Stress erhöht Risiko für plötzlichen Herztod

Eine andauernde belastende Arbeitssituation in Kombination mit akutem Ärger, Angst oder anderen Aufregungen kann unter anderem zum plötzlichen Herztod führen. (Foto: Fotolia / Cmon)
Eine andauernde belastende Arbeitssituation in Kombination mit akutem Ärger, Angst oder anderen Aufregungen kann unter anderem zum plötzlichen Herztod führen. (Foto: Fotolia / Cmon)

(dbp/fru) Stress und Unsicherheitsgefühle nehmen in unserer Gesellschaft deutlich zu. Im schlimmsten Fall kann der ständige „Dystress“, also die Belastung durch negativen Stress, tödlich enden.

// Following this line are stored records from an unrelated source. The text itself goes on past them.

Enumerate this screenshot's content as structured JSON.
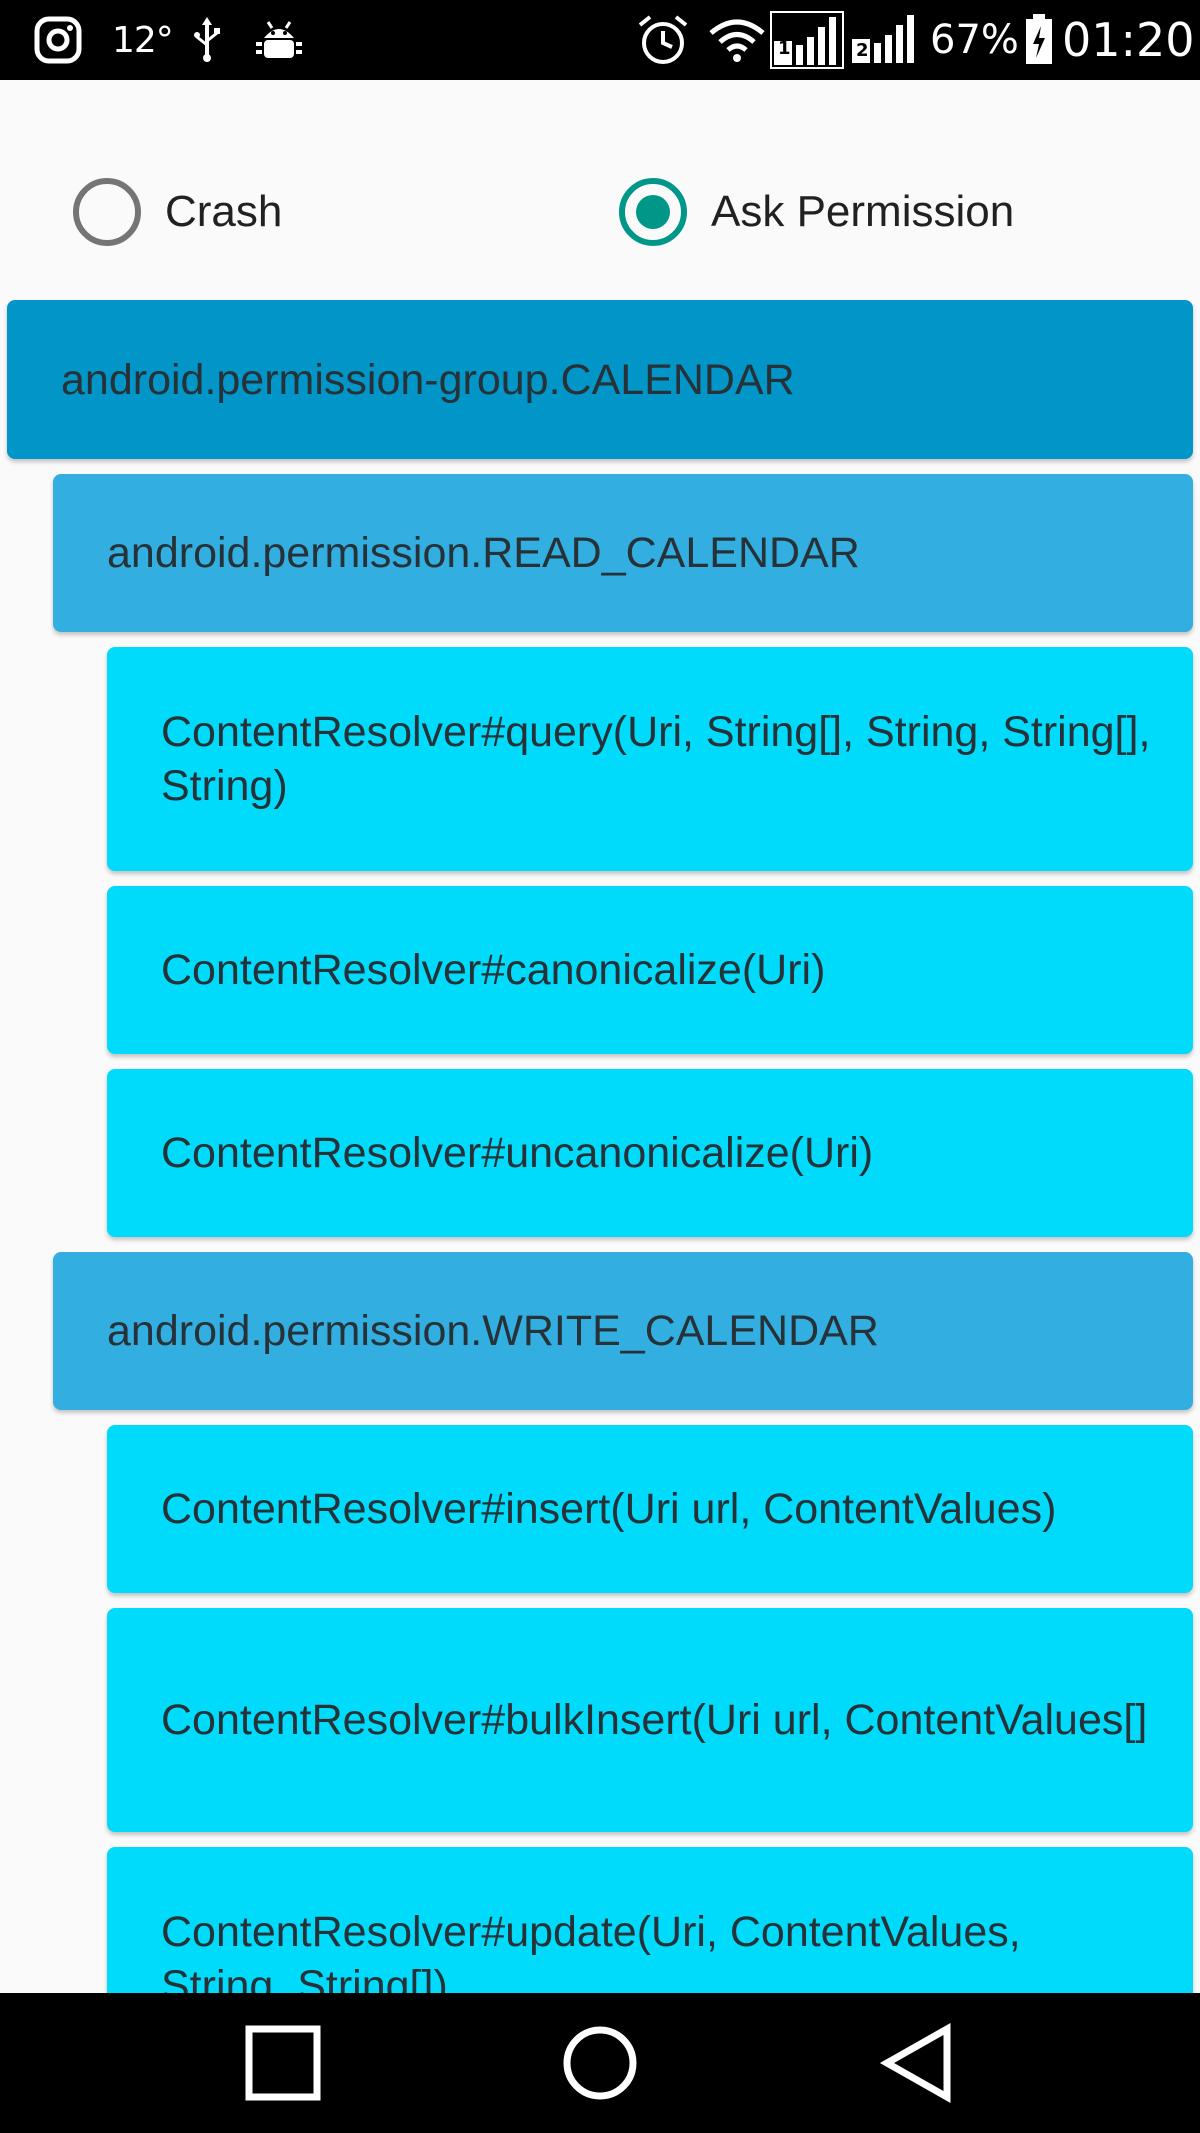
{
  "status_bar": {
    "icons": [
      "instagram-icon",
      "usb-icon",
      "android-debug-icon",
      "alarm-icon",
      "wifi-icon",
      "signal-sim1-icon",
      "signal-sim2-icon",
      "battery-charging-icon"
    ],
    "temperature": "12°",
    "sim1_label": "1",
    "sim2_label": "2",
    "battery_percent": "67%",
    "time": "01:20"
  },
  "options": {
    "crash_label": "Crash",
    "crash_checked": false,
    "ask_label": "Ask Permission",
    "ask_checked": true,
    "accent_color": "#009688"
  },
  "tree": {
    "group": "android.permission-group.CALENDAR",
    "read_permission": "android.permission.READ_CALENDAR",
    "read_methods": [
      "ContentResolver#query(Uri, String[], String, String[], String)",
      "ContentResolver#canonicalize(Uri)",
      "ContentResolver#uncanonicalize(Uri)"
    ],
    "write_permission": "android.permission.WRITE_CALENDAR",
    "write_methods": [
      "ContentResolver#insert(Uri url, ContentValues)",
      "ContentResolver#bulkInsert(Uri url, ContentValues[]",
      "ContentResolver#update(Uri, ContentValues, String, String[])"
    ],
    "colors": {
      "group": "#0296c8",
      "permission": "#33aee0",
      "method": "#00dbfb"
    }
  },
  "nav_bar": {
    "icons": [
      "recents-square-icon",
      "home-circle-icon",
      "back-triangle-icon"
    ]
  }
}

Laut dem aktuellen Deutschen Herzbericht sterben in Deutschland jährlich rund 200.000 Menschen an einem plötzlichen Herzstillstand. In nur etwas mehr als zehn Prozent der Fälle sind kardiale Risikopatienten betroffen, die nach einem Herzinfarkt bereits an einer Herzmuskelschwäche litten oder andere Herzerkrankung hatten.

Auf Warnsignale achten

Eine belastende Arbeitssituation, finanzielle Sorgen oder eine frustrierende Familiensituation lassen sich im Nachhinein in vielen Fällen als klassische Alarmzeichen für ein Burn Out-Syndrom ausmachen. Akuter Ärger, Angst oder andere Aufregungen sind dann meist nur der Auslöser. „Der plötzliche Herztod ereilt die Betroffenen entgegen einer verbreiteten Vorstellung in der Regel nicht nach einer einmaligen Aufregung“, erklärt der am Helmholtz Zentrum München tätige Psychokardiologe Prof. Dr. Karl-Heinz Ladwig. „In den meisten Fällen geht diesem unvorhersehbaren und schrecklichen Ereignis eine längere Phase mit chronisch depressiver Stimmungslage voraus. Solche Menschen sind dann in einer akuten Stresssituation besonders gefährdet“.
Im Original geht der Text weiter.